Peki 1974 yılının yılbaşısı nasıldı? Savaş; şehit düşenler, Güneyde Baf’ta, Leymosun’da, Larnaka’da kalan insanlarımız; akrabalar, dostlar, arkadaşlar; adını bile bilmediğin insanlar ne halde idi? Tadı bile yoktu yılbaşının. Sonra 1975- 1976 ana dili Türkçe olanların Güneyden Kuzeye; ana dili Yunanca olanların Kuzeyden Güneye geçişi. Yeni göçmenlikler. Kuzeye gelenlerin tarihsel bağlarından kopup, bilmediği bir evde, köy veya şehirde; üstelik o evi ve yeri bırakıp giden Kıbrıslı Rum’un kokusunun ve izinin buram buram tüttüğü yerde, yılbaşının tadı mı olurdu?
Ama bütün bu ciddi travmalara rağmen; insanlarımız yılmadan, yaşama ve memlekete tutunmaya çalıştılar. Sonraki yıllarda kimi zaman bankalar krizi, kimi zaman ekonomik ciddi krizler. Sonra 2002 Kopenhag Zirvesinde yaşanan aldatılmışlıkla dolu olan mücadele yıllarını yaşadık.
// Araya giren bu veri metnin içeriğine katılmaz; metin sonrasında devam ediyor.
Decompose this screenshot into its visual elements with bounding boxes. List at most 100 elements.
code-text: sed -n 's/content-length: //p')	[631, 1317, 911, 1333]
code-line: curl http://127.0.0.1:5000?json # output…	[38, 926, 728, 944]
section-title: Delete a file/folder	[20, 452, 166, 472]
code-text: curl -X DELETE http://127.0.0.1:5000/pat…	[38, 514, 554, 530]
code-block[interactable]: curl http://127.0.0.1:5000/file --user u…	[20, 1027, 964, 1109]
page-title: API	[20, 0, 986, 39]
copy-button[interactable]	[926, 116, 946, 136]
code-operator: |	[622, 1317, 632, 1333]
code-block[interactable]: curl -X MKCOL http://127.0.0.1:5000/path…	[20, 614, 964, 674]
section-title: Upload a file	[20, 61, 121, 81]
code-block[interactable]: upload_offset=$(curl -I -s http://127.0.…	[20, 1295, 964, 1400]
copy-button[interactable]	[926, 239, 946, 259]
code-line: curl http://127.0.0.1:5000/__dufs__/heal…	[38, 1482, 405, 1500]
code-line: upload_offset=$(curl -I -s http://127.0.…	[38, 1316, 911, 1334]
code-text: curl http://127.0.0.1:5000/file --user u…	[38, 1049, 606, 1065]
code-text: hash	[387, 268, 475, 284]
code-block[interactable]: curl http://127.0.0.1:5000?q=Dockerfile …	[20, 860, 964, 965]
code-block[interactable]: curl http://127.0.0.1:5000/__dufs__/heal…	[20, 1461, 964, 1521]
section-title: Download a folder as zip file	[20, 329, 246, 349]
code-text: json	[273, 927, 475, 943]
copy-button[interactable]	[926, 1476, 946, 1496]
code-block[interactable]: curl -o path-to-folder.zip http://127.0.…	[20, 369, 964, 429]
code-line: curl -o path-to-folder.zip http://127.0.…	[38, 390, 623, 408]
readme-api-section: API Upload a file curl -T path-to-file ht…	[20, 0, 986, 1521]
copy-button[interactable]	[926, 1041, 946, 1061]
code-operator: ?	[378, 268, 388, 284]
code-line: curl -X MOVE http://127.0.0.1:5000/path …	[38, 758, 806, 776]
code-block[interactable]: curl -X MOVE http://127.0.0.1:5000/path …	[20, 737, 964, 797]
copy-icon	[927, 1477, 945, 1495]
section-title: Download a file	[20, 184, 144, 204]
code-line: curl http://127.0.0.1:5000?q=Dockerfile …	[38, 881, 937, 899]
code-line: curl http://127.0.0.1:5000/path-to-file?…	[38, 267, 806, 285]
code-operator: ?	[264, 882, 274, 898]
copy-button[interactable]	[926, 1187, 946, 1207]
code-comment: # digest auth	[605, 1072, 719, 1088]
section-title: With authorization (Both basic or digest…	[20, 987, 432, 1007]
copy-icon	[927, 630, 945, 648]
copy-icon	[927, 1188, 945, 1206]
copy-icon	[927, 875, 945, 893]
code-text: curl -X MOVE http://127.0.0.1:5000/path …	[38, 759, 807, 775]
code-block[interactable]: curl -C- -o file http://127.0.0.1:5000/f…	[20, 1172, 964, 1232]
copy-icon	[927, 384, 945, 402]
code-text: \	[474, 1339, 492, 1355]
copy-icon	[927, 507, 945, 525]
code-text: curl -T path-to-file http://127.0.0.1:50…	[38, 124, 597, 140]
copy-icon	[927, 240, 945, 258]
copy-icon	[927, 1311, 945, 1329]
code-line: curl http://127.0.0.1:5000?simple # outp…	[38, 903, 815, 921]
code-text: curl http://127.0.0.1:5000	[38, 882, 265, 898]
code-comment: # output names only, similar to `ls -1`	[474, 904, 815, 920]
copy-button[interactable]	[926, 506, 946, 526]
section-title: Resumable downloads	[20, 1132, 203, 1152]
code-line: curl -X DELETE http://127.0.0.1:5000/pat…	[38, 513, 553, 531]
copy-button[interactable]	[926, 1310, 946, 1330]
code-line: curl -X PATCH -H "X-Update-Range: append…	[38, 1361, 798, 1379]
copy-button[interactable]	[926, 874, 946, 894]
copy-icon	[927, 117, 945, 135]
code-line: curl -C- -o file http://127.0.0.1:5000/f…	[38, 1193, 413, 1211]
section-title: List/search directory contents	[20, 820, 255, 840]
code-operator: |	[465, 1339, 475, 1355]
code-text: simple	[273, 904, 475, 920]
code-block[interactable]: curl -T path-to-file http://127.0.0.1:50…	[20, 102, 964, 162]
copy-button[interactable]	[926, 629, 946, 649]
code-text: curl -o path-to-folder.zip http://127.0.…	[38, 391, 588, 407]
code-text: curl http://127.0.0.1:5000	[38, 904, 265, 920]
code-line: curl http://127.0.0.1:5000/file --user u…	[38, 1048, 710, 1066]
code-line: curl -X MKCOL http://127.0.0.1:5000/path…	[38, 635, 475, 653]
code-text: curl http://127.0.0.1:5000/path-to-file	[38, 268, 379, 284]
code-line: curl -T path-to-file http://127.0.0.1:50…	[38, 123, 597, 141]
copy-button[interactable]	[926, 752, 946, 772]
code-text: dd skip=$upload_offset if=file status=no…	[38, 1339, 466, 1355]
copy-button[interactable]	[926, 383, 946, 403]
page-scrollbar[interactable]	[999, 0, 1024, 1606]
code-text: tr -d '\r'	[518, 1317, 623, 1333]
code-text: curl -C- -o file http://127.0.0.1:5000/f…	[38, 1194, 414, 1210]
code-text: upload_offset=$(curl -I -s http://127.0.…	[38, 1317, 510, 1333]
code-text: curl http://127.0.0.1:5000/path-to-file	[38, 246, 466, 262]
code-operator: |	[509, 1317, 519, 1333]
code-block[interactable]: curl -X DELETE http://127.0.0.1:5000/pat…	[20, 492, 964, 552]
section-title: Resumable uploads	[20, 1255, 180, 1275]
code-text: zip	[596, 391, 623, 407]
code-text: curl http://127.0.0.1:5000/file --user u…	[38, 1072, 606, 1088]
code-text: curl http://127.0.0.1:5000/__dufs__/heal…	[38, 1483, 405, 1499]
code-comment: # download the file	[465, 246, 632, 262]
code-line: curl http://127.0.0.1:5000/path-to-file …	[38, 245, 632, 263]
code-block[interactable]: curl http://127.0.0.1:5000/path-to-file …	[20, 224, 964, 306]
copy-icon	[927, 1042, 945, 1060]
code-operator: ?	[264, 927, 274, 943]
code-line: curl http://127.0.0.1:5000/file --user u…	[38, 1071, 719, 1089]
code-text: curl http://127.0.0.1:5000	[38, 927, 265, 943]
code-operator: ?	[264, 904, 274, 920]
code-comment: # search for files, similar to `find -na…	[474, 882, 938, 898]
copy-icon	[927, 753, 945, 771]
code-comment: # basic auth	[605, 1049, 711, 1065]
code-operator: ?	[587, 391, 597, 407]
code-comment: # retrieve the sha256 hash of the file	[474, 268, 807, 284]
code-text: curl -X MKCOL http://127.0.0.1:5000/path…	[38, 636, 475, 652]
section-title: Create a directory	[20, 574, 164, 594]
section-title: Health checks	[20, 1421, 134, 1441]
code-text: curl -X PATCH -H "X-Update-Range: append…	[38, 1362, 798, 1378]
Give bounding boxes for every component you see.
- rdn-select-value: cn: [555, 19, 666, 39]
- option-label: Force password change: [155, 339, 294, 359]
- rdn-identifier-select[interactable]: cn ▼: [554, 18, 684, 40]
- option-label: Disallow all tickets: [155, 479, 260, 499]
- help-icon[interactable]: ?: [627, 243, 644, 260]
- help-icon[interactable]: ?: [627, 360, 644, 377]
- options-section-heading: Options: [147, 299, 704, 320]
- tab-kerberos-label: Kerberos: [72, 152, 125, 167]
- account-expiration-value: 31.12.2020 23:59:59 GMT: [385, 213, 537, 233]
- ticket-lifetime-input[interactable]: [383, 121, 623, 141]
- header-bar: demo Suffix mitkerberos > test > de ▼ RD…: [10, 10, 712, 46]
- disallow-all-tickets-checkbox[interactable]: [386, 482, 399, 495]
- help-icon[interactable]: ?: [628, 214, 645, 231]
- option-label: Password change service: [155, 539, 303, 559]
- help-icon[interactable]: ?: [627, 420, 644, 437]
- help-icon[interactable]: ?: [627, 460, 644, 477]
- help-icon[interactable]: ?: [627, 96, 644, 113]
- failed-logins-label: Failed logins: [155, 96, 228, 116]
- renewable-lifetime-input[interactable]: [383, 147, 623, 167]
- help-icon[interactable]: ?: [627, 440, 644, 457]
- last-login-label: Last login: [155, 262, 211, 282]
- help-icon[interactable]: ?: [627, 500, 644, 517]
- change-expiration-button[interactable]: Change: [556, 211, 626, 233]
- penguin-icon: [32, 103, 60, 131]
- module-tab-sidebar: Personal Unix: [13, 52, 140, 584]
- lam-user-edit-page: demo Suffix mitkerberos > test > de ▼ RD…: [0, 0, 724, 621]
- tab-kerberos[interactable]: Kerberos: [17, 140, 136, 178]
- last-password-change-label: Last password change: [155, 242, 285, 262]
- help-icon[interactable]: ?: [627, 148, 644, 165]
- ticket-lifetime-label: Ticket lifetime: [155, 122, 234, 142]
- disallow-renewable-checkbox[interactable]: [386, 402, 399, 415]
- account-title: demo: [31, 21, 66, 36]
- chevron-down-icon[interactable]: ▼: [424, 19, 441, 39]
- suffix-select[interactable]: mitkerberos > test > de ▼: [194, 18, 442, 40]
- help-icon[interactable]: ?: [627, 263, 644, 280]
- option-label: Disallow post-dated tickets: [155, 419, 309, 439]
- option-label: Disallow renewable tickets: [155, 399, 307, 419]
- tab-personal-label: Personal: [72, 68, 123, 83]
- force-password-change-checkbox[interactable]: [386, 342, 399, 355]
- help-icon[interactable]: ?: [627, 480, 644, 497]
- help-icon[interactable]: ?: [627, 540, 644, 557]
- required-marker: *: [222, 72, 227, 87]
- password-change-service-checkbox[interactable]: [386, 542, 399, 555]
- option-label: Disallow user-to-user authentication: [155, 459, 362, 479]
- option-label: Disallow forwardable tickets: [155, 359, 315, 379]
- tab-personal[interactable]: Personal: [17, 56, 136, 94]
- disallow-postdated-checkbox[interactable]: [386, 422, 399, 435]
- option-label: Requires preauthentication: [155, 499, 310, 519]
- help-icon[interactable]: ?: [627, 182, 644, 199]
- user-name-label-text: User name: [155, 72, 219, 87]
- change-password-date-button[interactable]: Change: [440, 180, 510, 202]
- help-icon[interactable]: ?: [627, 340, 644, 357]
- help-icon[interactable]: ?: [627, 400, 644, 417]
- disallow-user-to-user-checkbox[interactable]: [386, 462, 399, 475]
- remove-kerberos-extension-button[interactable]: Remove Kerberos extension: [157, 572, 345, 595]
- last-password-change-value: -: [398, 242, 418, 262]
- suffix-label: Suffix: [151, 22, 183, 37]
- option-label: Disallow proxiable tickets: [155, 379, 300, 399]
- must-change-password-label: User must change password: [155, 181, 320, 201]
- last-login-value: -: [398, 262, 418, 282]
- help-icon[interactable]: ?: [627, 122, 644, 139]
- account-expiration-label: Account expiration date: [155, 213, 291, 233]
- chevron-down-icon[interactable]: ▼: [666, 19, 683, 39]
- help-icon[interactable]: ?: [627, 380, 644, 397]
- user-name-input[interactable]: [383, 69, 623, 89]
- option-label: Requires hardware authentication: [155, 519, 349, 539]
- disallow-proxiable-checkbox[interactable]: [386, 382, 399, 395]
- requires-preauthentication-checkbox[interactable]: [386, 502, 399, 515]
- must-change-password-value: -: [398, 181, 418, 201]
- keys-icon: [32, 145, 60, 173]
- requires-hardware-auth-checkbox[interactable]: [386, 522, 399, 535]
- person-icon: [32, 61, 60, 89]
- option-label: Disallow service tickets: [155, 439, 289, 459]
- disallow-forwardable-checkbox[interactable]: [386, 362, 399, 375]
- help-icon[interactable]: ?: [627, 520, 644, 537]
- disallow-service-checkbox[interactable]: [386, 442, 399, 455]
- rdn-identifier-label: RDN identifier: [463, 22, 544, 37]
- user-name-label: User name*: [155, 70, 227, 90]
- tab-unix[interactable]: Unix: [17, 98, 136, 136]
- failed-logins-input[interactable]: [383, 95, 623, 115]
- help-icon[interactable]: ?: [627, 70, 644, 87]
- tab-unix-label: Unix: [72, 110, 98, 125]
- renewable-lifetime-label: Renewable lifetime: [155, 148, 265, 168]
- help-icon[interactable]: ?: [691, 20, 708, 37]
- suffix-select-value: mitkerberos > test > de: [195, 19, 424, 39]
Şimdi, 2020’yi geride bırakıp, 2021’yi yol aldığımız ve yılbaşına hazırlandığımız dönemdeyiz. Bu dönemde ise bir yandan Corona nedeni ile sağlık endişesi; öte taraftan bu virüs etkisi ve döviz krizi nedeni ile ciddi olarak bozulan ekonomi. Ayrıca Kıbrıs sorununda ve Doğu Akdeniz ‘de gelişen gerilimler. İç siyasette oluşan ciddi krizler ve cepheleşme gerginliği.
Bütün bunlar moralimizi bozuyor ve 2020 yılını en kötü yıl olarak tanımlıyoruz. Üstelik 2021 yılına da sarkacak bu sorunlar nedeni ile dilimiz; “inşallah yeni yıl iyi olacak” derken; aklımız ve duygularımız bu temenniye denk bir yansıma yapmıyor.
Buna karşın; yaşadığımız siyasi, askeri ve ekonomik yıkımlarla dolu acı geçmiş yılları nasıl ki kurumsal ve toplumsal varlığımızı koruyup geliştirerek günümüze getirmiş bu toplumun bireyleri olarak; 2020’de yaşadığımız çok boyutlu sorun ve yıkımlara karşın, “ Enseyi Karartmadan”; 2021’e girmeli ve geride bıraktığımız yıllara, yeni yıllar ekleyecek enerji ve coşkuyu körüklemeliyiz.
Gülle güle 2020. Hoş geldin 2021. Herkesin yeni yılını kutlar ve coşku ile daha güzel bir yaşamı, demokratik ortamı ve barış dolu günler getirmek için yol yürümeye devam derim.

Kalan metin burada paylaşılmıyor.